Au lieu de sauter du lit en panique, j'ai fait quelque chose de très inattendu.

J'ai attrapé l'oreiller et étouffé mon propre visage avec, respirant l'odeur familière de lui comme une personne qui se noie dont la tête vient de sortir de l'eau.

Chaque souvenir de la nuit dernière était vif dans mon esprit comme un Maître de la Vue-chacun clignotant derrière mes yeux fermés en séquence parfaite avec le reste. Étrangement, les seuls qui ressortaient étaient ceux de Brandon-son visage sombre de fureur marchant dans le hall de l'hôpital, l'anxiété dans ses yeux quand il admettait avoir peur, la tendresse de son sourire quand il séchait mes cheveux et m'habillait après ma douche, sa sombre frustration quand il inspectait mes ecchymoses et son air d'appréhension alors qu'il me mettait au lit avec la faible résolution de dormir lui-même sur le canapé.

Je ne me souvenais pas de tous les mots mais je me souvenais de chaque émotion déroutante qui se déchaînait pour la première place dans mon cœur.

Comment repousser un homme qui vous ramène tout de suite dans ses bras?

J'ai décidé que la contemplation philosophique profonde n'était pas une activité idéale après m'être réveillé tard dans la journée avec un estomac grognant et un corps se révoltant contre soi-même dans la douleur. Ça n'a tout simplement pas marché.

Prudemment, je me suis levé sur mes coudes et j'ai espionné le réveil numérique assis sur la table de nuit du côté du lit de Brandon.

13h46.

Pas étonnant que ma tête soit floue.

J'ai attrapé la petite bouteille d'analgésiques posée sur ma table de nuit et j'ai sauté quelques comprimés, ignorant l'étiquette d'avertissement à manger avant de les prendre.

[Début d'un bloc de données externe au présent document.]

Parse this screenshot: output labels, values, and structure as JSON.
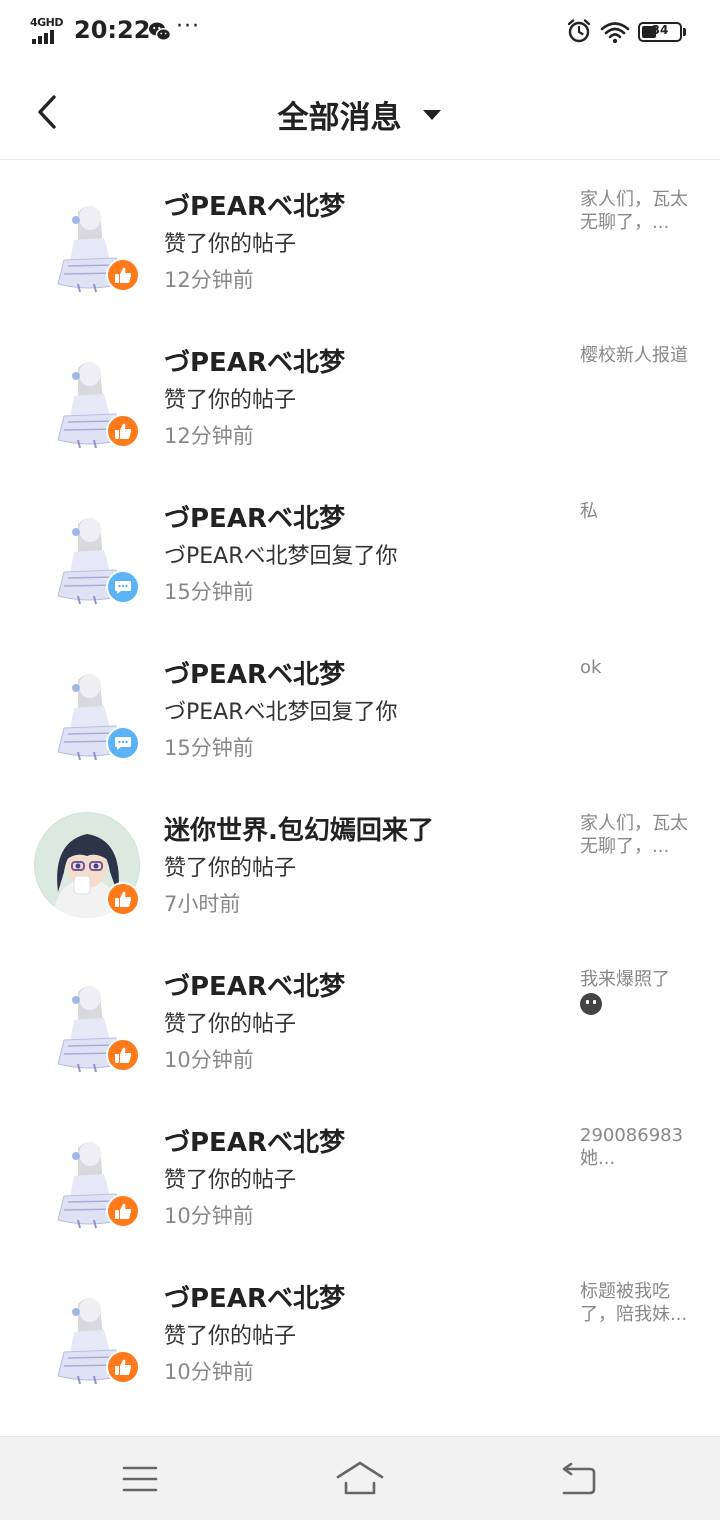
{
  "status_bar": {
    "network": "4GHD",
    "time": "20:22",
    "more": "···",
    "battery": "34"
  },
  "header": {
    "title": "全部消息"
  },
  "messages": [
    {
      "name": "づPEARベ北梦",
      "action": "赞了你的帖子",
      "time": "12分钟前",
      "preview": "家人们，瓦太无聊了，...",
      "type": "like",
      "avatar": "anime-girl-white"
    },
    {
      "name": "づPEARベ北梦",
      "action": "赞了你的帖子",
      "time": "12分钟前",
      "preview": "樱校新人报道",
      "type": "like",
      "avatar": "anime-girl-white"
    },
    {
      "name": "づPEARベ北梦",
      "action": "づPEARベ北梦回复了你",
      "time": "15分钟前",
      "preview": "私",
      "type": "comment",
      "avatar": "anime-girl-white"
    },
    {
      "name": "づPEARベ北梦",
      "action": "づPEARベ北梦回复了你",
      "time": "15分钟前",
      "preview": "ok",
      "type": "comment",
      "avatar": "anime-girl-white"
    },
    {
      "name": "迷你世界.包幻嫣回来了",
      "action": "赞了你的帖子",
      "time": "7小时前",
      "preview": "家人们，瓦太无聊了，...",
      "type": "like",
      "avatar": "anime-girl-dark-hair"
    },
    {
      "name": "づPEARベ北梦",
      "action": "赞了你的帖子",
      "time": "10分钟前",
      "preview": "我来爆照了",
      "preview_emoji": true,
      "type": "like",
      "avatar": "anime-girl-white"
    },
    {
      "name": "づPEARベ北梦",
      "action": "赞了你的帖子",
      "time": "10分钟前",
      "preview": "290086983她...",
      "type": "like",
      "avatar": "anime-girl-white"
    },
    {
      "name": "づPEARベ北梦",
      "action": "赞了你的帖子",
      "time": "10分钟前",
      "preview": "标题被我吃了，陪我妹...",
      "type": "like",
      "avatar": "anime-girl-white"
    }
  ],
  "colors": {
    "like_badge": "#ff7a1a",
    "comment_badge": "#5ab3f5",
    "text_primary": "#222222",
    "text_secondary": "#888888"
  }
}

Décidé que Brandon était probablement déjà allé travailler ce matin, je n'ai pas essayé de mettre de short, ni même d'en chercher. J'ai traîné mes pieds jusqu'à la salle de bain en portant juste sa chemise qui pendait au-dessus de mon épaule et effleurait le haut de mes cuisses.

Mes cheveux étaient un enchevêtrement sauvage de vagues blondes miel et comme je ne pouvais pas lever les bras trop longtemps, le plus que j'ai réussi à faire était de les enlever de mon visage. Je me suis brossé les dents et éclaboussé un peu d'eau sur mon visage, tamponnant les restes de taches de mascara juste sous mes yeux.

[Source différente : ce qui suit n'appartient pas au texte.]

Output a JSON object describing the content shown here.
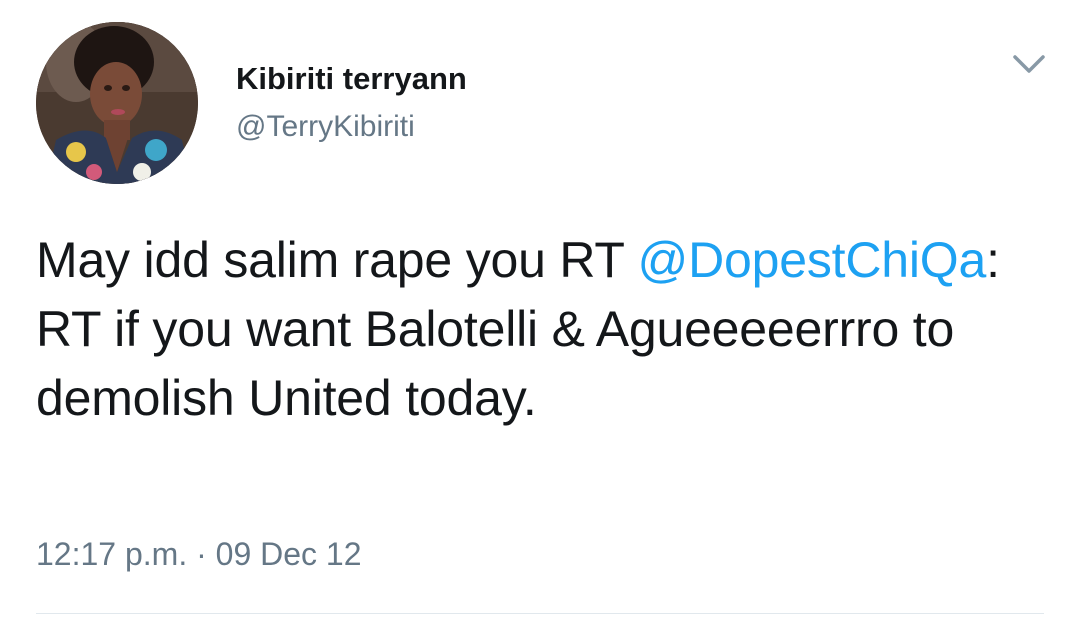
{
  "tweet": {
    "author": {
      "display_name": "Kibiriti terryann",
      "handle": "@TerryKibiriti",
      "avatar_icon": "profile-photo"
    },
    "menu_icon": "chevron-down-icon",
    "text": {
      "part1": "May idd salim rape you RT ",
      "mention": "@DopestChiQa",
      "part2": ": RT if you want Balotelli & Agueeeeerrro to demolish United today."
    },
    "timestamp": "12:17 p.m. · 09 Dec 12"
  },
  "colors": {
    "text": "#14171a",
    "secondary": "#657786",
    "link": "#1da1f2",
    "divider": "#e1e8ed"
  }
}
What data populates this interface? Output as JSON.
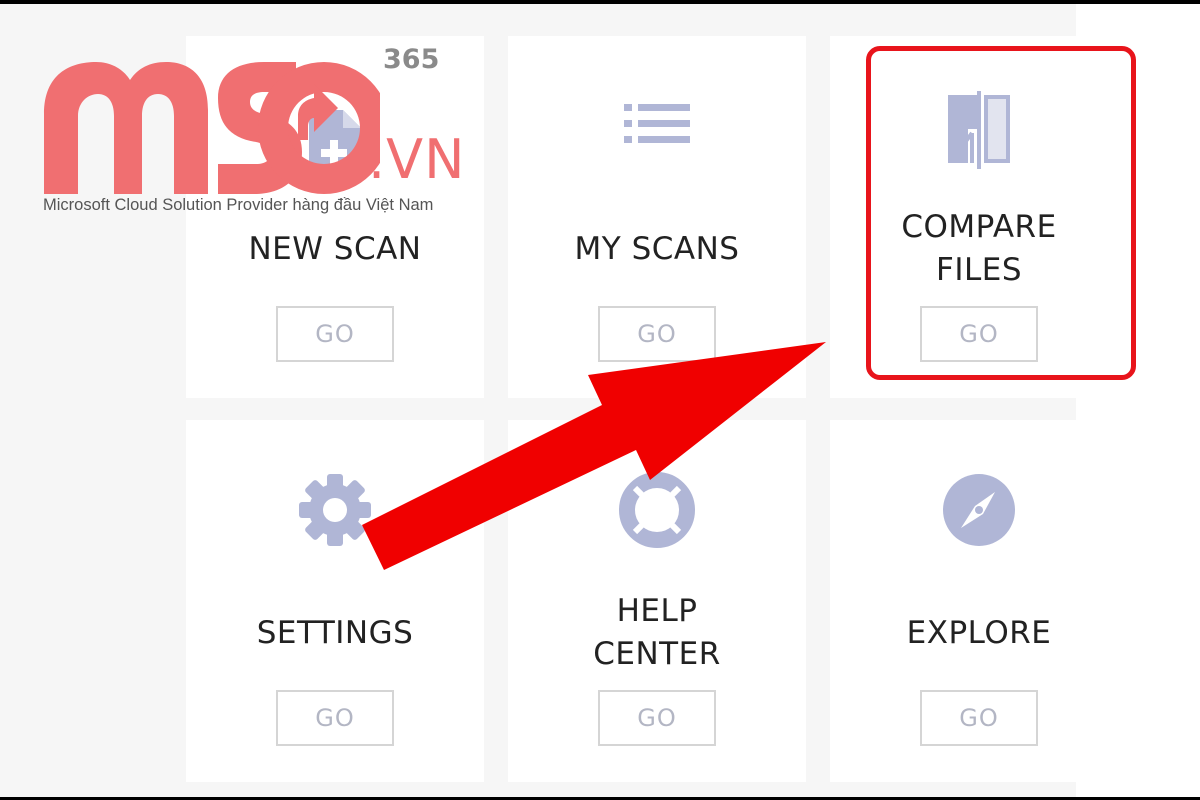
{
  "logo": {
    "brand": "MSO",
    "badge": "365",
    "domain": ".VN",
    "tagline": "Microsoft Cloud Solution Provider hàng đầu Việt Nam",
    "color": "#f06f71"
  },
  "colors": {
    "icon": "#b0b6d6",
    "highlight": "#e8141b",
    "arrow": "#f00000",
    "button_text": "#b3b6c4"
  },
  "cards": [
    {
      "id": "new-scan",
      "title_lines": [
        "NEW SCAN"
      ],
      "icon": "new-document-icon",
      "button_label": "GO"
    },
    {
      "id": "my-scans",
      "title_lines": [
        "MY SCANS"
      ],
      "icon": "list-icon",
      "button_label": "GO"
    },
    {
      "id": "compare-files",
      "title_lines": [
        "COMPARE",
        "FILES"
      ],
      "icon": "compare-files-icon",
      "button_label": "GO",
      "highlighted": true
    },
    {
      "id": "settings",
      "title_lines": [
        "SETTINGS"
      ],
      "icon": "gear-icon",
      "button_label": "GO"
    },
    {
      "id": "help-center",
      "title_lines": [
        "HELP",
        "CENTER"
      ],
      "icon": "lifebuoy-icon",
      "button_label": "GO"
    },
    {
      "id": "explore",
      "title_lines": [
        "EXPLORE"
      ],
      "icon": "compass-icon",
      "button_label": "GO"
    }
  ],
  "annotation": {
    "type": "arrow",
    "points_to": "compare-files"
  }
}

J'avais faim et j'étais terriblement tentée de faire une descente dans la cuisine pour manger, mais je ne pouvais pas encore sortir de la pièce sans regarder tout ce qui me disait un petit quelque chose sur cet homme compliqué que j'épousais.

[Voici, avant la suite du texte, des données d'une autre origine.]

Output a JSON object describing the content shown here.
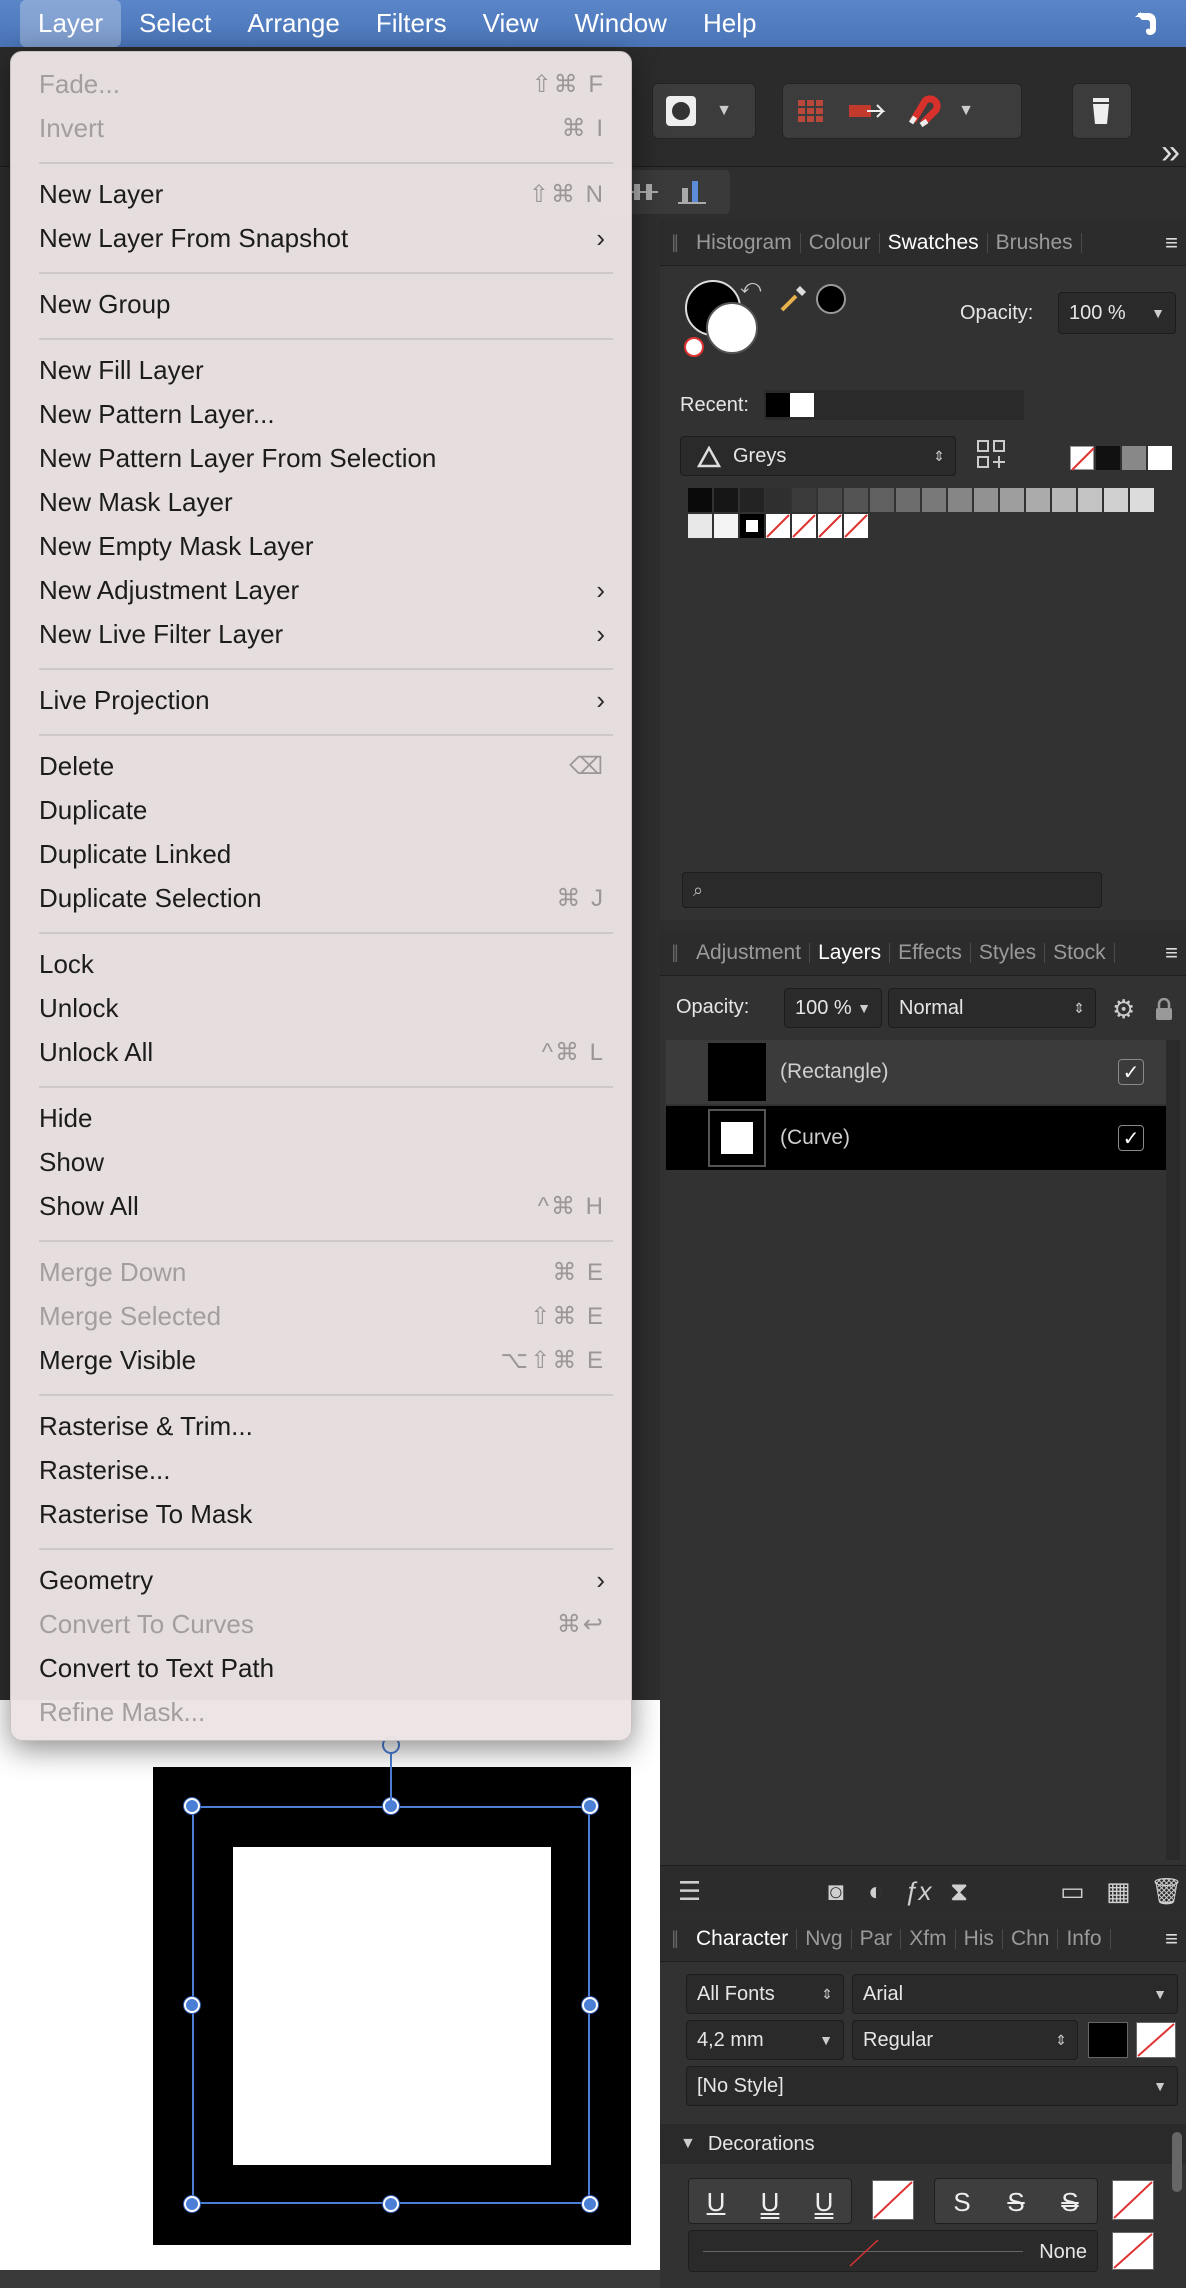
{
  "menubar": {
    "items": [
      {
        "label": "Layer",
        "active": true
      },
      {
        "label": "Select"
      },
      {
        "label": "Arrange"
      },
      {
        "label": "Filters"
      },
      {
        "label": "View"
      },
      {
        "label": "Window"
      },
      {
        "label": "Help"
      }
    ],
    "right_icon": "evernote-elephant-icon"
  },
  "layer_menu": {
    "sections": [
      [
        {
          "label": "Fade...",
          "shortcut": "⇧⌘ F",
          "disabled": true
        },
        {
          "label": "Invert",
          "shortcut": "⌘ I",
          "disabled": true
        }
      ],
      [
        {
          "label": "New Layer",
          "shortcut": "⇧⌘ N"
        },
        {
          "label": "New Layer From Snapshot",
          "submenu": true
        }
      ],
      [
        {
          "label": "New Group"
        }
      ],
      [
        {
          "label": "New Fill Layer"
        },
        {
          "label": "New Pattern Layer..."
        },
        {
          "label": "New Pattern Layer From Selection"
        },
        {
          "label": "New Mask Layer"
        },
        {
          "label": "New Empty Mask Layer"
        },
        {
          "label": "New Adjustment Layer",
          "submenu": true
        },
        {
          "label": "New Live Filter Layer",
          "submenu": true
        }
      ],
      [
        {
          "label": "Live Projection",
          "submenu": true
        }
      ],
      [
        {
          "label": "Delete",
          "shortcut": "⌫"
        },
        {
          "label": "Duplicate"
        },
        {
          "label": "Duplicate Linked"
        },
        {
          "label": "Duplicate Selection",
          "shortcut": "⌘ J"
        }
      ],
      [
        {
          "label": "Lock"
        },
        {
          "label": "Unlock"
        },
        {
          "label": "Unlock All",
          "shortcut": "^⌘ L"
        }
      ],
      [
        {
          "label": "Hide"
        },
        {
          "label": "Show"
        },
        {
          "label": "Show All",
          "shortcut": "^⌘ H"
        }
      ],
      [
        {
          "label": "Merge Down",
          "shortcut": "⌘ E",
          "disabled": true
        },
        {
          "label": "Merge Selected",
          "shortcut": "⇧⌘ E",
          "disabled": true
        },
        {
          "label": "Merge Visible",
          "shortcut": "⌥⇧⌘ E"
        }
      ],
      [
        {
          "label": "Rasterise & Trim..."
        },
        {
          "label": "Rasterise..."
        },
        {
          "label": "Rasterise To Mask"
        }
      ],
      [
        {
          "label": "Geometry",
          "submenu": true
        },
        {
          "label": "Convert To Curves",
          "shortcut": "⌘↩",
          "disabled": true
        },
        {
          "label": "Convert to Text Path"
        },
        {
          "label": "Refine Mask...",
          "disabled": true
        }
      ]
    ],
    "submenu_arrow": "›"
  },
  "swatches_panel": {
    "tabs": [
      {
        "label": "Histogram"
      },
      {
        "label": "Colour"
      },
      {
        "label": "Swatches",
        "active": true
      },
      {
        "label": "Brushes"
      }
    ],
    "opacity_label": "Opacity:",
    "opacity_value": "100 %",
    "recent_label": "Recent:",
    "palette_name": "Greys"
  },
  "layers_panel": {
    "tabs": [
      {
        "label": "Adjustment"
      },
      {
        "label": "Layers",
        "active": true
      },
      {
        "label": "Effects"
      },
      {
        "label": "Styles"
      },
      {
        "label": "Stock"
      }
    ],
    "opacity_label": "Opacity:",
    "opacity_value": "100 %",
    "blend_mode": "Normal",
    "layers": [
      {
        "name": "(Rectangle)",
        "visible_check": "✓",
        "selected": false
      },
      {
        "name": "(Curve)",
        "visible_check": "✓",
        "selected": true
      }
    ]
  },
  "character_panel": {
    "tabs": [
      {
        "label": "Character",
        "active": true
      },
      {
        "label": "Nvg"
      },
      {
        "label": "Par"
      },
      {
        "label": "Xfm"
      },
      {
        "label": "His"
      },
      {
        "label": "Chn"
      },
      {
        "label": "Info"
      }
    ],
    "font_collection": "All Fonts",
    "font_family": "Arial",
    "font_size": "4,2 mm",
    "font_style": "Regular",
    "paragraph_style": "[No Style]",
    "decorations_label": "Decorations",
    "underline_none_label": "None"
  },
  "toolbar": {
    "overflow": "»"
  }
}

Je savais que c'était mal de fouiller mais j'ai tout regardé-de son dentifrice à son après-rasage en passant par son armoire à pharmacie-et j'ai été agréablement surpris de constater que même s'il aimait les choses chères, il ne semblait pas trop vaniteux ou pointilleux sur lui-même. J'ai également noté avec un profond sentiment de satisfaction qu'il n'y avait aucun tiroir avec des trucs girly dedans-ni aucune trace d'une femme partageant sa salle de bain, si vous ne comptez pas mes vêtements sales d'hier soir soigneusement roulés ensemble et assis sur le dessus de la pile dans son panier couvert.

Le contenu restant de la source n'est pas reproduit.